Figure 6 shows the comparison results of the detection time of the two algorithms when the number of log records is 200,000, 400,000, 600,000, 800,000 and 1 million rows. It can be seen that the time consumed by the algorithm with our method is less than that of the fault diagnosis algorithm with TF-IDF under different amounts of log data. Moreover, compared with traditional log vectorization methods, the language model used in this paper can directly vectorize log events after training, so when processing new log input, the detection time of the algorithm proposed in this paper will be significantly reduced.

4. Conclusions
Due to the large-scale of log data and that many log data cannot provide sufficient prior knowledge, the K-means algorithm can analyze log data well without much prior knowledge.

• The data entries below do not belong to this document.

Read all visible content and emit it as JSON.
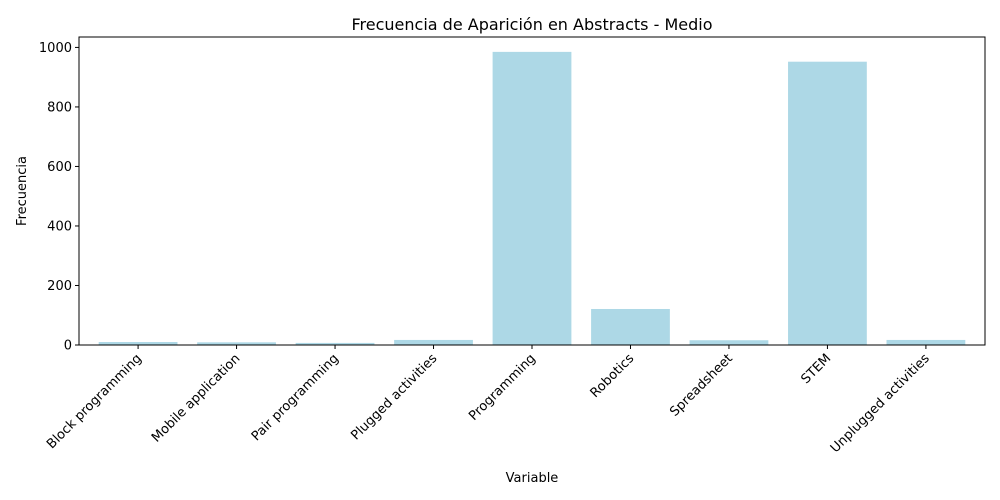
{
  "chart_data": {
    "type": "bar",
    "title": "Frecuencia de Aparición en Abstracts - Medio",
    "xlabel": "Variable",
    "ylabel": "Frecuencia",
    "categories": [
      "Block programming",
      "Mobile application",
      "Pair programming",
      "Plugged activities",
      "Programming",
      "Robotics",
      "Spreadsheet",
      "STEM",
      "Unplugged activities"
    ],
    "values": [
      10,
      9,
      7,
      17,
      985,
      121,
      16,
      952,
      17
    ],
    "ylim": [
      0,
      1035
    ],
    "yticks": [
      0,
      200,
      400,
      600,
      800,
      1000
    ],
    "grid": false,
    "bar_color": "#add8e6"
  }
}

However, log fault diagnosis based on traditional K-means algorithm needs to be improved in both efficiency and accuracy. Therefore, we propose a system fault diagnosis method based on reclustering algorithm. This method first uses the PV-DM language model to train the input log data to obtain a lower-dimensional log vector; then, we improve the K-means algorithm from two aspects: the selection of k value and the merging of the initial center points, and use the improved K-means to cluster the log vectors; finally, we propose a reclustering method with the keyword extraction technology to reorganize the previous clustering results and complete the log fault diagnosis based on the new clustering results after the reorganization. We use the system log data generated by the BlueGene/L and Thunderbird supercomputers to verify our method. The experimental results show that our method can not only accurately mine log semantic information and perform fault diagnosis but also balance the accuracy and time of fault diagnosis. However, how to adapt the semantic similarity threshold according to the log characteristics in the clustering stage is the main content of the next research.
Data Availability
The implementation and datasets used in this paper are available from the corresponding author upon request.
Conflicts of Interest
The authors declare no conflicts of interest.
Acknowledgments
This work was supported in part by the grants of National Natural Science Foundation of China (62072342 and 61672392).